To date, the term inflammation has not been defined precisely and it remains unanswered how long vessel wall and/or systemic inflammation are necessary to cause detectable atherosclerosis. Experiences from other inflammatory rheumatic diseases suggest that longer periods of uncontrolled inflammation are necessary to cause atherosclerosis, and a controlled disease results in risk normalization. Even the complex involvement of the immune system in the pathogenesis of atherosclerosis in patients without inflammatory systemic disease has not been fully elucidated16, and traditional risk factors play an important role. Thus, it remains unknown whether a CV outcome starting, for example, 35 days after GCA diagnosis is attributable to GCA or its therapy, or whether it is the manifestation of a premorbid condition.
Other associations between GCA and vascular complications such as thoracic and abdominal aneurysms or dissections are also undetermined. They mainly occur more than 5 years after diagnosis, and the true relative risk and the time course of that risk remain unclear17.
Glucocorticosteroid treatment may lead to side effects such as HTN and diabetes. In those cases it is hard to distinguish whether the HTN that might cause CV-associated hospitalization is attributable to the disease or to side effects of the medication. It seems hard to fix time frames because they might depend on dosage and duration of glucocorticosteroid treatment. In addition, GCA patients with HTN and diabetes at baseline are reported to be at higher risk for relapses18. The risk of thromboembolic complications is increased by glucocorticosteroids, but again, dosages needed and time frames of relevance are unknown. Disease relapses might again lead to increases of glucocorticosteroid dosage and longer treatment intervals, leading to a vicious circle situation.

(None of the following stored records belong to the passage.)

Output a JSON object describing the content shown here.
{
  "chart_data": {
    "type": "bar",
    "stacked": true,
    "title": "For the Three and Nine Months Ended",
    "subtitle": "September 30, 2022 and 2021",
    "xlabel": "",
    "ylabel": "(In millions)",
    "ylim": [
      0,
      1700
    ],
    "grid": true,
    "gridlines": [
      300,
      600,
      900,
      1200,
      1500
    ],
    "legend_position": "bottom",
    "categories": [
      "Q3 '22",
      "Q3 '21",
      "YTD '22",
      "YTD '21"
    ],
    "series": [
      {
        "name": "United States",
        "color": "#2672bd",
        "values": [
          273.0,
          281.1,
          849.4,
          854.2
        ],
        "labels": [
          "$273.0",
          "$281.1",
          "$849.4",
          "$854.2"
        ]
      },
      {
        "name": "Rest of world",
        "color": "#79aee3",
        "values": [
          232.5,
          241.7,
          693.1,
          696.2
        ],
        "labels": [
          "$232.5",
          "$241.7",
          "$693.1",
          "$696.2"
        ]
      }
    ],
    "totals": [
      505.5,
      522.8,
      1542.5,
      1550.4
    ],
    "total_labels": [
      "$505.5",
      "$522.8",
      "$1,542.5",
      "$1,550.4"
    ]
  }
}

Thrombocyte aggregation inhibition with low-dose acetylsalicylic acid (ASA) reduces the risk of vascular complications in GCA19. Pugnet, et al confirm this, showing that no patient taking ASA had any event5.
The reported amount of overall risk reduction with statins5 is comparable to that of ASA but might be related to lowering low-density lipoprotein cholesterol or other effects modulating immunity and preventing intimal hyperplasia. Hence there are no data available demonstrating lower rates of inflammatory vessel occlusion or wall size in those GCA patients treated with statins, and Pugnet, et al found no steroid-sparing effect of statins, suggesting a minor effect5. Myalgias are common side effects of statins, as most patients and physicians are aware. Thus, myalgic pain in GCA might be recognized earlier and statin therapy might result not in pharmacological but logistical benefit, with an earlier diagnosis of GCA with fewer complications.
It is hard to know whether CV events are related to the inflammatory disease or nonspecific atherosclerotic lesions, other wall changes due to vascular aging, or other accompanying CV risk factors. Longterm population-based studies and animal models are warranted. Recommended are fast, effective control and regular monitoring of GCA disease activity as well as of preexisting CV comorbidities, control of fats, and at least low-dose ASA.